Wednesday, February 6, 2008

PI firms prove to be quick on the click

In next week’s Minnesota Lawyer, there will be an article about some of the technological developments that are most worth keeping an eye on for attorneys in 2008, and one of them is pay-for-click advertising – search term-based advertising in which the advertiser pays only when a user clicks on an ad to visit the advertiser's website.

Some law offices, notably personal-injury firms, have already mastered the art of pay-for-click. Take Twin Cities PI giant Meshbesher & Spence. For weeks, it has attached an ad to numerous search terms (including neuropathy, kill floor, and numbness+tingling) in an effort to attract potential clients who wish to make a claim against Quality Pork Processors in Austin.

So far, 13 QPP workers have complained of similar neurological symptoms. An undisclosed number of QPP workers have contacted Meshbesher’s Rochester office, according to the firm’s website.

It’s not hard to dream up a search string that will produce a link to a local PI firm: accident+Minnesota, Medtronic+lawsuit, slip+fall+Minneapolis, and Vioxx+Duluth all did the trick. Even the geographically generic search injury+negligence turned up a link to Schwebel, Goetz & Sieben.

Say what you like about personal-injury lawyers, but when it comes to drumming up business, they know how to stay ahead of the curve.

Tuesday, July 3, 2007

Pardons: an extraordinary remedy

I know sentiments are divided on whether President Bush was right to commute Scooter Libby’s sentence and this post gives you the chance to post about it if you choose.

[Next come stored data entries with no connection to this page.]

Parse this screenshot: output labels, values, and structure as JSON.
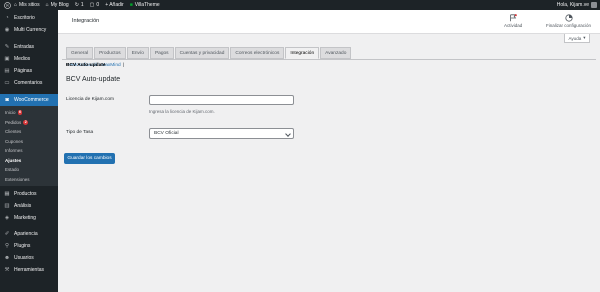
{
  "adminbar": {
    "my_sites": "Mis sitios",
    "blog": "My Blog",
    "updates": "1",
    "comments": "0",
    "add_new": "+ Añadir",
    "theme": "VillaTheme",
    "greeting": "Hola, Kijam.ve"
  },
  "sidebar": {
    "items_top": [
      {
        "label": "Escritorio",
        "icon": "dashboard-icon"
      },
      {
        "label": "Multi Currency",
        "icon": "currency-icon"
      }
    ],
    "items_mid": [
      {
        "label": "Entradas",
        "icon": "pin-icon"
      },
      {
        "label": "Medios",
        "icon": "media-icon"
      },
      {
        "label": "Páginas",
        "icon": "pages-icon"
      },
      {
        "label": "Comentarios",
        "icon": "comments-icon"
      }
    ],
    "woocommerce": "WooCommerce",
    "woo_sub": [
      {
        "label": "Inicio",
        "badge": "6"
      },
      {
        "label": "Pedidos",
        "badge": "2"
      },
      {
        "label": "Clientes"
      },
      {
        "label": "Cupones"
      },
      {
        "label": "Informes"
      },
      {
        "label": "Ajustes"
      },
      {
        "label": "Estado"
      },
      {
        "label": "Extensiones"
      }
    ],
    "items_bottom": [
      {
        "label": "Productos",
        "icon": "products-icon"
      },
      {
        "label": "Análisis",
        "icon": "analytics-icon"
      },
      {
        "label": "Marketing",
        "icon": "marketing-icon"
      },
      {
        "label": "Apariencia",
        "icon": "appearance-icon"
      },
      {
        "label": "Plugins",
        "icon": "plugins-icon"
      },
      {
        "label": "Usuarios",
        "icon": "users-icon"
      },
      {
        "label": "Herramientas",
        "icon": "tools-icon"
      }
    ]
  },
  "wcbar": {
    "title": "Integración",
    "activity": "Actividad",
    "finish": "Finalizar configuración",
    "help": "Ayuda"
  },
  "tabs": [
    "General",
    "Productos",
    "Envío",
    "Pagos",
    "Cuentas y privacidad",
    "Correos electrónicos",
    "Integración",
    "Avanzado"
  ],
  "active_tab": "Integración",
  "subsub": {
    "link": "Geolocalización MaxMind",
    "sep": "|",
    "current": "BCV Auto-update"
  },
  "form": {
    "section_title": "BCV Auto-update",
    "license_label": "Licencia de Kijam.com",
    "license_value": "",
    "license_desc": "Ingresa la licencia de Kijam.com.",
    "rate_label": "Tipo de Tasa",
    "rate_selected": "BCV Oficial",
    "save_label": "Guardar los cambios"
  },
  "colors": {
    "accent": "#2271b1",
    "sidebar": "#1d2327",
    "badge": "#d63638"
  }
}
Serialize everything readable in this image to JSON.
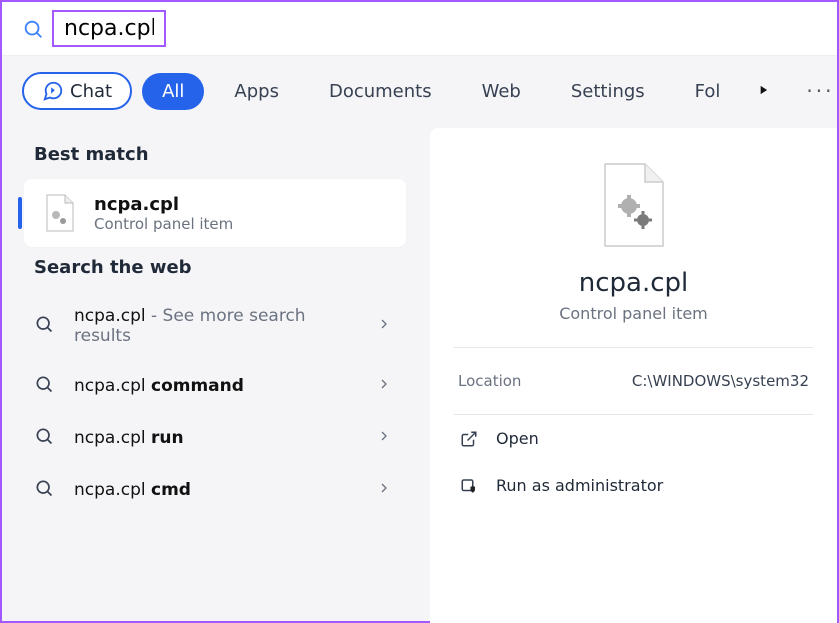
{
  "search": {
    "query": "ncpa.cpl"
  },
  "filters": {
    "chat": "Chat",
    "items": [
      "All",
      "Apps",
      "Documents",
      "Web",
      "Settings",
      "Fol"
    ],
    "active_index": 0
  },
  "left": {
    "best_match_heading": "Best match",
    "best_match": {
      "title": "ncpa.cpl",
      "subtitle": "Control panel item"
    },
    "web_heading": "Search the web",
    "web_results": [
      {
        "prefix": "ncpa.cpl",
        "suffix": " - See more search results",
        "bold_suffix": false
      },
      {
        "prefix": "ncpa.cpl ",
        "suffix": "command",
        "bold_suffix": true
      },
      {
        "prefix": "ncpa.cpl ",
        "suffix": "run",
        "bold_suffix": true
      },
      {
        "prefix": "ncpa.cpl ",
        "suffix": "cmd",
        "bold_suffix": true
      }
    ]
  },
  "detail": {
    "title": "ncpa.cpl",
    "subtitle": "Control panel item",
    "location_label": "Location",
    "location_value": "C:\\WINDOWS\\system32",
    "actions": {
      "open": "Open",
      "run_admin": "Run as administrator"
    }
  }
}
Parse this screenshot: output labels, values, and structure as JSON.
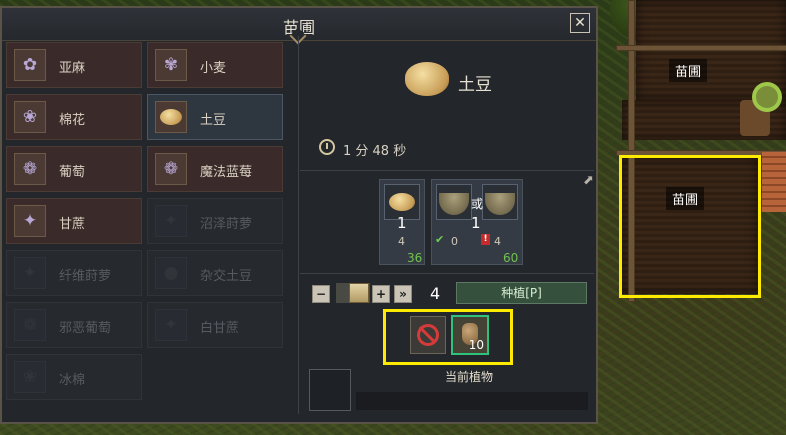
{
  "window": {
    "title": "苗圃",
    "close_label": "✕"
  },
  "world": {
    "field_labels": [
      "苗圃",
      "苗圃"
    ]
  },
  "crops": [
    {
      "label": "亚麻",
      "icon": "flax-icon",
      "glyph": "✿",
      "state": "available"
    },
    {
      "label": "小麦",
      "icon": "wheat-icon",
      "glyph": "✾",
      "state": "available"
    },
    {
      "label": "棉花",
      "icon": "cotton-icon",
      "glyph": "❀",
      "state": "available"
    },
    {
      "label": "土豆",
      "icon": "potato-icon",
      "glyph": "",
      "state": "selected"
    },
    {
      "label": "葡萄",
      "icon": "grape-icon",
      "glyph": "❁",
      "state": "available"
    },
    {
      "label": "魔法蓝莓",
      "icon": "magic-blueberry-icon",
      "glyph": "❁",
      "state": "available"
    },
    {
      "label": "甘蔗",
      "icon": "sugarcane-icon",
      "glyph": "✦",
      "state": "available"
    },
    {
      "label": "沼泽莳萝",
      "icon": "swamp-dill-icon",
      "glyph": "✦",
      "state": "locked"
    },
    {
      "label": "纤维莳萝",
      "icon": "fiber-dill-icon",
      "glyph": "✦",
      "state": "locked"
    },
    {
      "label": "杂交土豆",
      "icon": "hybrid-potato-icon",
      "glyph": "●",
      "state": "locked"
    },
    {
      "label": "邪恶葡萄",
      "icon": "evil-grape-icon",
      "glyph": "❁",
      "state": "locked"
    },
    {
      "label": "白甘蔗",
      "icon": "white-sugarcane-icon",
      "glyph": "✦",
      "state": "locked"
    },
    {
      "label": "冰棉",
      "icon": "ice-cotton-icon",
      "glyph": "❀",
      "state": "locked"
    }
  ],
  "detail": {
    "name": "土豆",
    "time": "1 分 48 秒",
    "or_text": "或",
    "resources": [
      {
        "icon": "potato-seed-icon",
        "qty": "1",
        "have": "4",
        "need": "36"
      },
      {
        "icon": "bowl-icon",
        "qty": "1",
        "have_a": "0",
        "have_b": "4",
        "need": "60"
      }
    ],
    "count": "4",
    "plant_label": "种植[P]",
    "current_label": "当前植物",
    "fertilizer_count": "10"
  },
  "colors": {
    "highlight": "#ffeb00",
    "active_slot": "#2fc27a",
    "need_text": "#70c24d"
  }
}
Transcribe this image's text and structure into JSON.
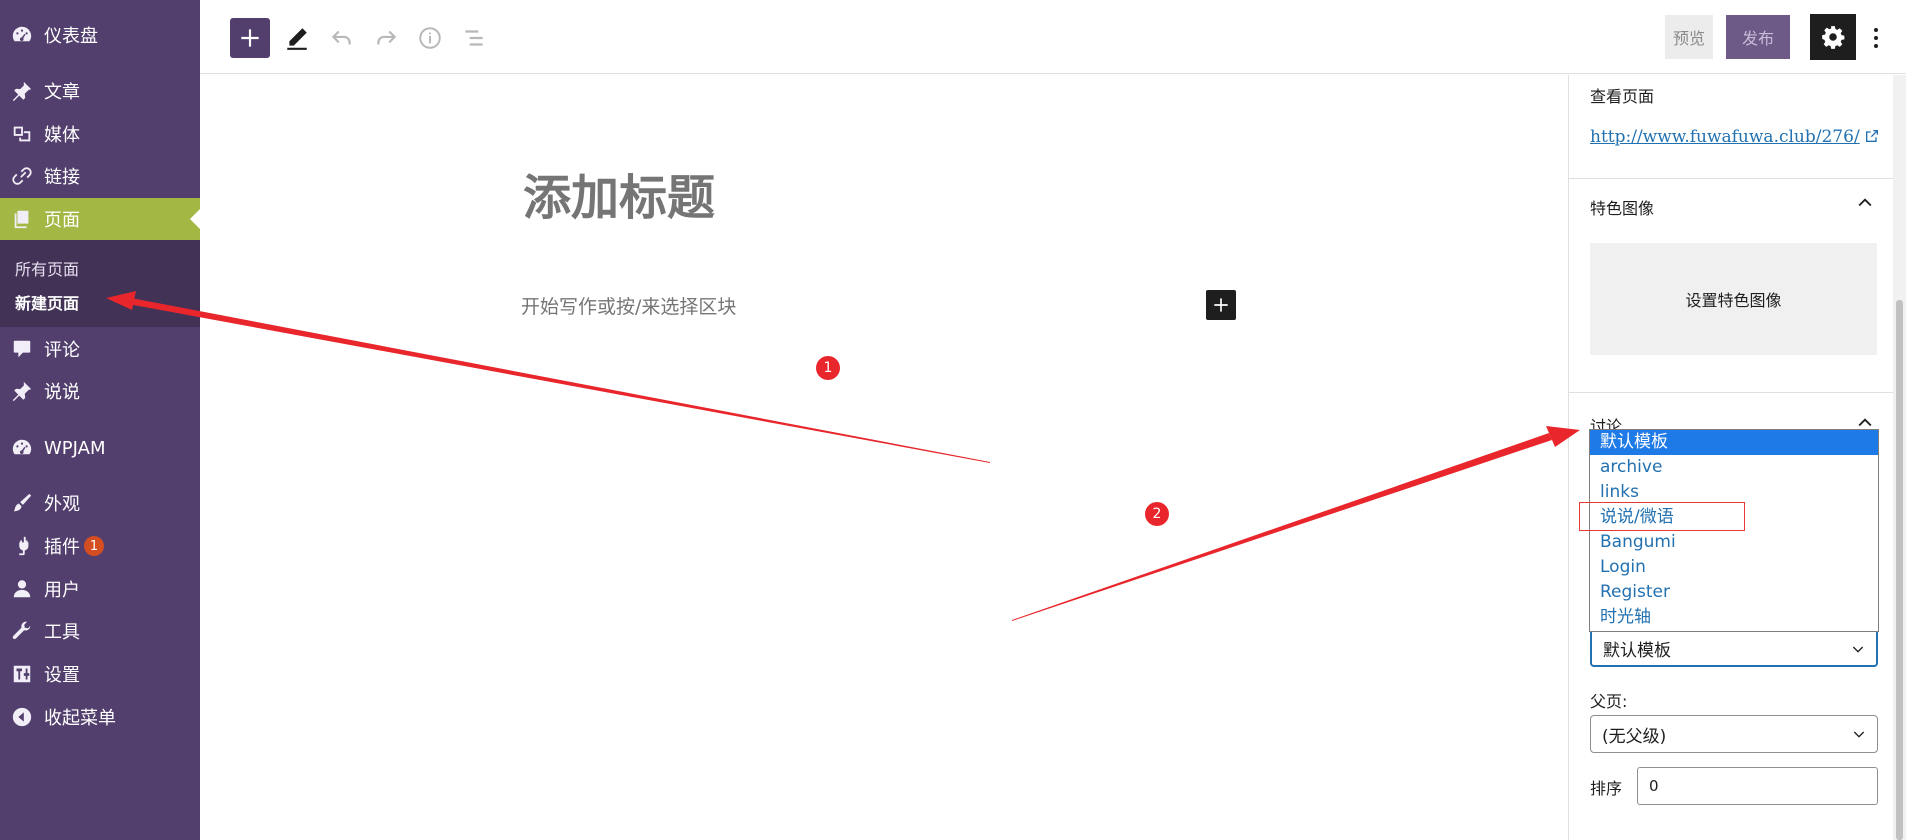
{
  "sidebar": {
    "items": [
      {
        "label": "仪表盘",
        "icon": "dashboard-icon"
      },
      {
        "label": "文章",
        "icon": "pin-icon"
      },
      {
        "label": "媒体",
        "icon": "media-icon"
      },
      {
        "label": "链接",
        "icon": "link-icon"
      },
      {
        "label": "页面",
        "icon": "pages-icon"
      },
      {
        "label": "评论",
        "icon": "comment-icon"
      },
      {
        "label": "说说",
        "icon": "pin-icon"
      },
      {
        "label": "WPJAM",
        "icon": "dashboard-icon"
      },
      {
        "label": "外观",
        "icon": "brush-icon"
      },
      {
        "label": "插件",
        "icon": "plugin-icon",
        "badge": "1"
      },
      {
        "label": "用户",
        "icon": "user-icon"
      },
      {
        "label": "工具",
        "icon": "wrench-icon"
      },
      {
        "label": "设置",
        "icon": "settings-sliders-icon"
      },
      {
        "label": "收起菜单",
        "icon": "collapse-icon"
      }
    ],
    "pages_submenu": [
      "所有页面",
      "新建页面"
    ]
  },
  "toolbar": {
    "preview": "预览",
    "publish": "发布",
    "icons": [
      "add-block-icon",
      "edit-pen-icon",
      "undo-icon",
      "redo-icon",
      "info-icon",
      "list-view-icon",
      "gear-icon",
      "more-vertical-icon"
    ]
  },
  "editor": {
    "title_placeholder": "添加标题",
    "body_placeholder": "开始写作或按/来选择区块"
  },
  "settings": {
    "view_page_label": "查看页面",
    "page_url": "http://www.fuwafuwa.club/276/",
    "featured_image_label": "特色图像",
    "set_featured_image": "设置特色图像",
    "discussion_label": "讨论",
    "template_value": "默认模板",
    "template_options": [
      "默认模板",
      "archive",
      "links",
      "说说/微语",
      "Bangumi",
      "Login",
      "Register",
      "时光轴"
    ],
    "parent_label": "父页:",
    "parent_value": "(无父级)",
    "order_label": "排序",
    "order_value": "0"
  },
  "annotations": {
    "marker_1": "1",
    "marker_2": "2"
  },
  "colors": {
    "sidebar_bg": "#523f6d",
    "active_item": "#a3b745",
    "accent": "#2271b1",
    "annotation_red": "#e8262b"
  }
}
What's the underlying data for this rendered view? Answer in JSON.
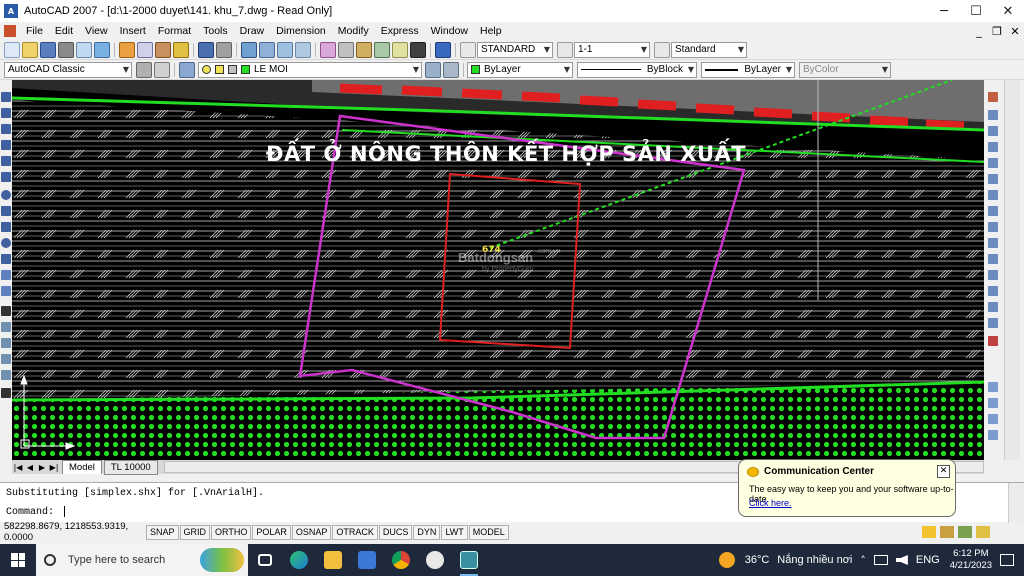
{
  "window": {
    "app_icon_text": "A",
    "title": "AutoCAD 2007 - [d:\\1-2000 duyet\\141. khu_7.dwg - Read Only]",
    "minimize": "─",
    "maximize": "☐",
    "close": "✕"
  },
  "menu": {
    "items": [
      "File",
      "Edit",
      "View",
      "Insert",
      "Format",
      "Tools",
      "Draw",
      "Dimension",
      "Modify",
      "Express",
      "Window",
      "Help"
    ],
    "doc_controls": [
      "_",
      "❐",
      "✕"
    ]
  },
  "toolbar1": {
    "text_style": "STANDARD",
    "dim_style": "1-1",
    "table_style": "Standard"
  },
  "toolbar2": {
    "workspace": "AutoCAD Classic",
    "layer": "LE MOI",
    "color": "ByLayer",
    "linetype": "ByBlock",
    "lineweight": "ByLayer",
    "plotstyle": "ByColor"
  },
  "drawing": {
    "label": "ĐẤT Ở NÔNG THÔN KẾT HỢP SẢN XUẤT",
    "parcel_number": "674",
    "watermark": "Batdongsan",
    "watermark_sub": "by PropertyGuru",
    "watermark_site": ".com.vn",
    "colors": {
      "background": "#000000",
      "hatch": "#d9d9d9",
      "parcel_outline": "#cc33cc",
      "lot_outline": "#e02020",
      "boundary_line": "#22dd22",
      "label_text": "#ffffff"
    }
  },
  "tabs": {
    "nav": [
      "|◀",
      "◀",
      "▶",
      "▶|"
    ],
    "items": [
      "Model",
      "TL 10000"
    ],
    "active": "Model"
  },
  "command": {
    "history": "Substituting [simplex.shx] for [.VnArialH].",
    "prompt": "Command:"
  },
  "status": {
    "coordinates": "582298.8679, 1218553.9319, 0.0000",
    "buttons": [
      "SNAP",
      "GRID",
      "ORTHO",
      "POLAR",
      "OSNAP",
      "OTRACK",
      "DUCS",
      "DYN",
      "LWT",
      "MODEL"
    ]
  },
  "communication_center": {
    "title": "Communication Center",
    "body": "The easy way to keep you and your software up-to-date.",
    "link": "Click here.",
    "close": "✕"
  },
  "taskbar": {
    "search_placeholder": "Type here to search",
    "weather_temp": "36°C",
    "weather_desc": "Nắng nhiều nơi",
    "language": "ENG",
    "time": "6:12 PM",
    "date": "4/21/2023"
  }
}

But I thought I’d take the opportunity to bring you up to date on Minnesota’s pardon/commutation law.

The Minnesota Board of Pardons consists of the governor, the chief justice and the attorney general. Article V, Sec. 7 of the Minnesota Constitution and Minn. Stat. Ch. 638 allow the board to grant a pardon (which exempts the person from punishment), a commutation (which changes the punishment) or a pardon extraordinary, which is relief granted to applicants who have served their sentence.

The board granted 12 extraordinary pardons last year out of 27 requests -- and no pardons or commutations. Of the 12 extraordinary pardons, six were for theft or robbery, one was for fifth degree assault, one for attempted criminal damage to property and four for drug offenses.

Minnesota’s most famous recent pardon came a few months ago to retired Minnesota Vikings lineman Jim Marshall. Marshall, now 70, won an extraordinary pardon for his 1991 conviction on a cocaine possession charge. He sought the pardon so he could travel the world without restrictions to work for a nonprofit he co-founded. (Marshall was one of the Purple People Eaters along with Supreme Court Justice Alan Page, Carl Eller and Gary Larsen. But I digress.)

Marshall had already had his conviction expunged and presented a substantial amount of character evidence to the board, said his attorney, Ronald Meshbesher of Minneapolis. Such character evidence is important for anyone seeking a pardon, Meshbesher said. “I rarely get approached about it but I’m surprised more people don’t do it,” the attorney added.

Pardons based on innocence are rare, said Meshbesher. “I can’t think of a sentence set aside on the ground of innocence. There is something to our system of justice that we ought to take credit for,” he said.